Прежде чем я успеваю постучать, открывается дверь. Мне улыбается человек с эспаньолкой, одетый в спортивную куртку.
— Могу вам чем-то помочь?
Тот же самый акцент. Низкий голос. Не сразу я задаю свой вопрос:
— Вы знали Марион Кловер?
Он застывает с приоткрытым ртом, а потом смотрит на меня по-другому, так, будто я представляю какую-то опасность.
— Разумеется, а что?
— Она была моей матерью.
Его лицо смягчается, он делает приглашающий жест и спрашивает:
— Не хочешь зайти?
Комната огромная и почти пустая. На старых окнах очень частый переплет — десятки стеклышек, каждое не больше книжки размером. Сквозь них виднеются небоскребы Манхэттена. Хозяин убирает с большого зеленого кресла ковбойскую шляпу и предлагает сесть.
Я осторожно сажусь и замечаю, что на нем старая футболка и джинсы. Он не похож на человека, который носит запонки, но нельзя быть ни в чем уверенной.
— Луна, верно?
Почему-то, услышав, что он произнес мое прозвище, делая ударение на первом слоге, как и мама, я хочу расплакаться. Я киваю и пытаюсь успокоиться.
— Меня зовут Бенджамин.
— Из Австралии?
— Из Южной Африки.
Надо же, здорово я ошиблась. Я заглядываю в его глубоко посаженные светло-карие глаза и понимаю, что не представляю, о чем его спрашивать. Начинаю с очевидного:
— Откуда ты знаешь мою мать?
— Погоди минутку, твой папа знает, что ты здесь?
— Нет, но меня ждет такси внизу. Мне нельзя уезжать из Манхэттена. С другой стороны, вот же он. — Я показываю на окно. — Довольно близко, верно?
— Откуда ты…
— Ты оставил ей сообщение на мобильный. Почему ты дал ей этот адрес?
Дверь распахивается, и в комнату входит женщина, у которой ноги длиной едва не с мой рост. На ней тонкий свитер в обтяжку, на губах помада кроваво-красного цвета. Она крутит в руках тюбик с помадой. Взглядом она просит Бенджамина объяснить ей мое присутствие. Повернувшись ко мне произносит:
— Дария. — И добавляет: — Моя соседка.
— Ну что ж, — говорю я, поднимаясь, — сожалею, что пришла без приглашения.
— Все в порядке, — отзывается он, — твоя мать была некоторое время моей музой. Я художник и графический дизайнер. На некоторых из моих лучших картин изображена именно она. Могу показать.
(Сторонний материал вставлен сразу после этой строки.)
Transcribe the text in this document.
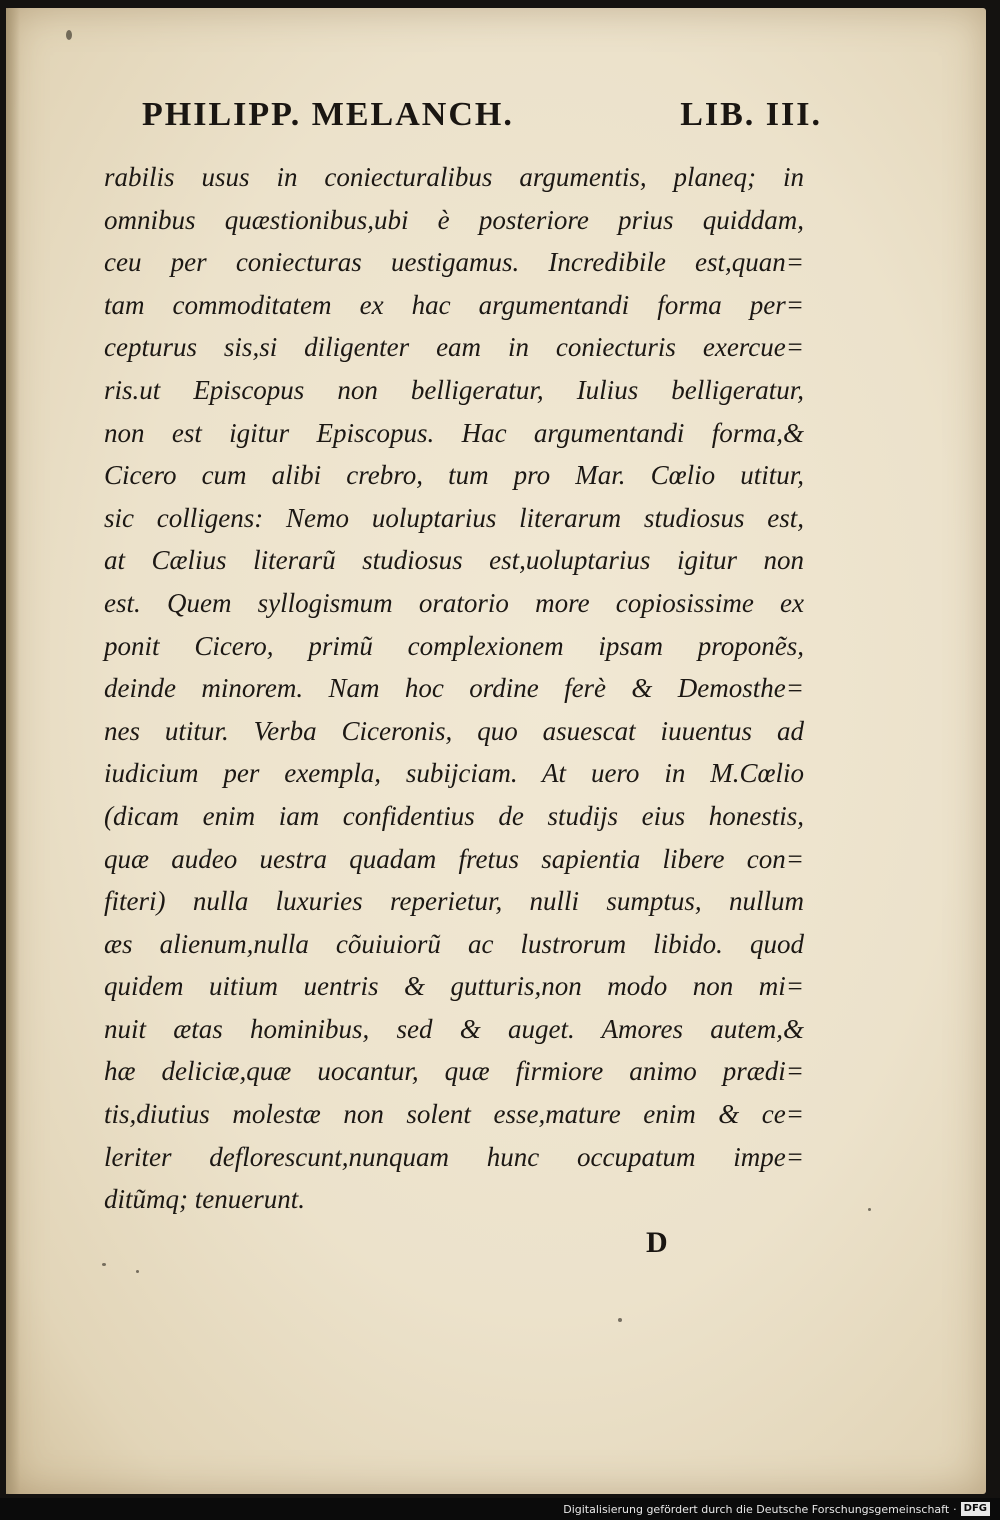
PHILIPP. MELANCH.	LIB. III.
rabilis usus in coniecturalibus argumentis, planeq; in
omnibus quæstionibus,ubi è posteriore prius quiddam,
ceu per coniecturas uestigamus. Incredibile est,quan=
tam commoditatem ex hac argumentandi forma per=
cepturus sis,si diligenter eam in coniecturis exercue=
ris.ut Episcopus non belligeratur, Iulius belligeratur,
non est igitur Episcopus. Hac argumentandi forma,&
Cicero cum alibi crebro, tum pro Mar. Cœlio utitur,
sic colligens: Nemo uoluptarius literarum studiosus est,
at Cælius literarũ studiosus est,uoluptarius igitur non
est. Quem syllogismum oratorio more copiosissime ex
ponit Cicero, primũ complexionem ipsam proponẽs,
deinde minorem. Nam hoc ordine ferè & Demosthe=
nes utitur. Verba Ciceronis, quo asuescat iuuentus ad
iudicium per exempla, subijciam. At uero in M.Cœlio
(dicam enim iam confidentius de studijs eius honestis,
quæ audeo uestra quadam fretus sapientia libere con=
fiteri) nulla luxuries reperietur, nulli sumptus, nullum
æs alienum,nulla cõuiuiorũ ac lustrorum libido. quod
quidem uitium uentris & gutturis,non modo non mi=
nuit ætas hominibus, sed & auget. Amores autem,&
hæ deliciæ,quæ uocantur, quæ firmiore animo prædi=
tis,diutius molestæ non solent esse,mature enim & ce=
leriter deflorescunt,nunquam hunc occupatum impe=
ditũmq; tenuerunt.
D
Digitalisierung gefördert durch die Deutsche Forschungsgemeinschaft · DFG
В любом случае она всегда говорила, что хочет взглянуть на мою новую квартиру. Однажды мы с ней наконец договорились, потому я и оставил сообщение. Мне очень жаль, что все так вышло.
Дария, покачивая бедрами, подходит к дивану и садится, продолжая смотреть на Бенджамина. Звонит телефон, и он хватает его так, будто отчаянно ждал этого звонка.
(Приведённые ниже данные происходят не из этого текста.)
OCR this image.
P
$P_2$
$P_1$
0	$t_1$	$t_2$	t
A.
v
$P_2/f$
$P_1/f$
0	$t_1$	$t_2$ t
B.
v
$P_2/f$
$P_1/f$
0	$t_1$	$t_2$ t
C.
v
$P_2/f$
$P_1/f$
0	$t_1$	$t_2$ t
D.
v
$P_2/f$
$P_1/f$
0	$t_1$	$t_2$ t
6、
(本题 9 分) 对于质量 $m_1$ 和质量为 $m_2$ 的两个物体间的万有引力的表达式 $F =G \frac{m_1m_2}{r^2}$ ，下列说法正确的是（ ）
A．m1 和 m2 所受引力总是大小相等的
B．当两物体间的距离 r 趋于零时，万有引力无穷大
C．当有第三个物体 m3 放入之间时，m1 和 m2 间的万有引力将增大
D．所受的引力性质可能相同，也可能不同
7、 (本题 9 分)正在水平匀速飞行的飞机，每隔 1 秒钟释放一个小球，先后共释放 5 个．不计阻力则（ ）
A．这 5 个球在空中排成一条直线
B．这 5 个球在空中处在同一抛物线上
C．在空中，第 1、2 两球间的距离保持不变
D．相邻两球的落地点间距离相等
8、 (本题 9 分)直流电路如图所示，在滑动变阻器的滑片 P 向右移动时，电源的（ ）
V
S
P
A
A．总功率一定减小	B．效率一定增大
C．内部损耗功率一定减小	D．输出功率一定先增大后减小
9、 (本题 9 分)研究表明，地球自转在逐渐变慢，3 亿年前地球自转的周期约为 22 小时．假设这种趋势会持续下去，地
Мужчина уходит на несколько минут, в течение которых Дария смотрит на меня так, будто читает книгу. Я пытаюсь быть похожей на отца и показывать только пустые страницы.
— Твоя мама умерла? — спрашивает она с сильным акцентом. Шведским?
— Да.
— Моя тоже. Когда я была чуть-чуть помладше тебя.
Должно быть, она модель. У нее броские черты, и держится девушка так же томно и лениво, как многие из них.
— Сочувствую, — отвечаю я, хотя сама ненавижу, когда мне так говорят. Сочувствием никого не вернешь.
— Ты не думала о том, чтобы завести, ну, понимаешь… — Она показывает на мою грудь. Чтобы не дать ей произнести вслух слова «первый лифчик», я опережаю ее.
— Да, у меня есть. Просто сегодня я его не надела, — вру я. Мне не хочется говорить ей, что я сильно опаздываю с этим. — Ты… знала мою маму?
— Нет, но я читала ее книгу. — Дария кладет помаду на столик. — Она была чудовищно правдива.
— В чем? — спрашиваю я.
— В том, какое неправильное мнение складывается у общества о моделях.
Я задумываюсь. Неправильное мнение может сложиться о ком угодно, модель ты или нет. Она могла бы придумать что-нибудь получше, но я делаю вид, будто не придала этому значения.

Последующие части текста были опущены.